- Country: Gambia
- Location: Jambur, Kombo North District, West Coast Division
- Coordinates: 13°18′23″N 16°41′26″W﻿ / ﻿13.30639°N 16.69056°W
- Status: Operational
- Construction began: 4 February 2023
- Commission date: 25 March 2024
- Construction cost: US$28.4 million
- Owner: Government of the Gambia

Solar farm
- Type: Flat-panel PV
- Site area: 31.1 hectares (77 acres) + 8MWh Bess

Power generation
- Nameplate capacity: 23 MW (31,000 hp)

= Jambur Solar Power Station =

Solar power station in the Gambia

The Jambur Solar Power Station (JSPS), is an operational 23 MW solar power plant in Gambia. The power station began commercial operations in March 2024. It is owned and was developed by the government of Gambia, with funding from the European Union, the European Investment Bank and the World Bank. The power generated here is integrated into the Gambian national electricity grid, through the National Water and Electricity Company network.

==Location==
The power station is located in the community called "Jambur", in Kombo North District, in the Brikama Local Government Area, southwest of Banjul, the capital city of the country and south of the Gambia River.
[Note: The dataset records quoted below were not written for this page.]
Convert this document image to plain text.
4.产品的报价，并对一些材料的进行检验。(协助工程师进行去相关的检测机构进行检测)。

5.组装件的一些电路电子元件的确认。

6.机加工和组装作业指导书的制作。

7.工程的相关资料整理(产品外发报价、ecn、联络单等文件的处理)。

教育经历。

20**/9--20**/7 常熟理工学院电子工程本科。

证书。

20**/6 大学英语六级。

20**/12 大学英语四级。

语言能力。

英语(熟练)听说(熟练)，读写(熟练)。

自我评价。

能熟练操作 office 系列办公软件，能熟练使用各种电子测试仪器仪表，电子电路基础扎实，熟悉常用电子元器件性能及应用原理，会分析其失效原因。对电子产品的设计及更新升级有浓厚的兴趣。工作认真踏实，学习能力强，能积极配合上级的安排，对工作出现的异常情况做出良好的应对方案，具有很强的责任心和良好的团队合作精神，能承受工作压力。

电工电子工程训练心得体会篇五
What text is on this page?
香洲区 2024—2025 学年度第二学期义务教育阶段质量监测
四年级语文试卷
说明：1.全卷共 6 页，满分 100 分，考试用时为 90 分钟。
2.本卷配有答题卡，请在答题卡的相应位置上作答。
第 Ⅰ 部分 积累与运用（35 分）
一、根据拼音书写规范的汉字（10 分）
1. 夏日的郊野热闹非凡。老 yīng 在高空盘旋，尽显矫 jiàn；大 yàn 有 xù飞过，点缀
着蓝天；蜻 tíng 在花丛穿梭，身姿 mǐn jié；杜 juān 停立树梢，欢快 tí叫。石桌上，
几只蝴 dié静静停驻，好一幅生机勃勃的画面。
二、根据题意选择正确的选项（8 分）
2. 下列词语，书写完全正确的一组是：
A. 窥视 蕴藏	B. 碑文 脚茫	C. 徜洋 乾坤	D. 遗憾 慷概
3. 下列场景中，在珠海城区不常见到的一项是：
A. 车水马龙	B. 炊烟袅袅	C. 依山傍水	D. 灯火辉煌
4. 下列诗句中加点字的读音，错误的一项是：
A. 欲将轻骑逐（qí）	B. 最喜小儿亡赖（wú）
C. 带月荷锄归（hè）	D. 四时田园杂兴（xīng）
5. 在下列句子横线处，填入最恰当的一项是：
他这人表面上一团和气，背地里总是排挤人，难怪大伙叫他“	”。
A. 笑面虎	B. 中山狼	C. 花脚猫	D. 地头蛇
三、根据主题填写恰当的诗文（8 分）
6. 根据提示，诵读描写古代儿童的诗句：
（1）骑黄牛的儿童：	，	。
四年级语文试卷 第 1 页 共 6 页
Jambur Solar Power Station sits on approximately 31.1 ha of land, about 37.5 km, southwest of the city of Banjul.

==Overview==
Jambur Solar Power Station, is a component of the "Gambia Electricity Restoration and Modernization Project" (GERMP), a US$165 million infrastructure project financed by the European Investment Bank (EIB), the European Union (EU) and the World Bank (WB). The GERMP comprises the erection of the 23 MW JSPS, the construction and connection of an 8MWh battery energy storage system (BESS), the improvement of transmission and distribution electricity network in the country and the improvement of electricity connections to schools and health facilities. The project is expected to create 1,250 direct jobs during the construction, operation and maintenance phases.

==Developers==
The power station was developed by the Gambian Ministry of Petroleum and Energy and The National Water and Electricity Company (NAWEC), with funding from the EIB, EU and the WB.

==Construction costs, funding, and commissioning==
The engineering, procurement and construction (EPC) contract was awarded to Tebian Electric Apparatus (TBEA), a Chinese engineering and construction company. TBEA was also awarded a three-year operations and maintenance (O&M) contract. The table below illustrates the sources of funding for the (GERMP) infrastructure project.

Funding of Gambia Electricity Restoration and Modernization Project (GERMP)
| Rank | Development Partner | Contribution in Euros | US$ Equivalent | Percentage | Notes |
|---|---|---|---|---|---|
| 1 | European Union | 40.0 million | 43.2 million | 26.18 | Loan |
| 2 | European Investment Bank | 65.0 million | 70.2 million | 42.55 | Loan |
| 3 | World Bank | 36.0 million | 38.9 million | 23.58 | Loan |
| 4 | Government of Gambia | 11.8 million | 12.7 million | 7.70 | Equity |
|  | Total | 152.8 million | 165.0 million | 100.00 |  |

- Note: Totals may be slightly off due to rounding.

Construction began in February 2023. Commercial commissioning was achieved in March 2024.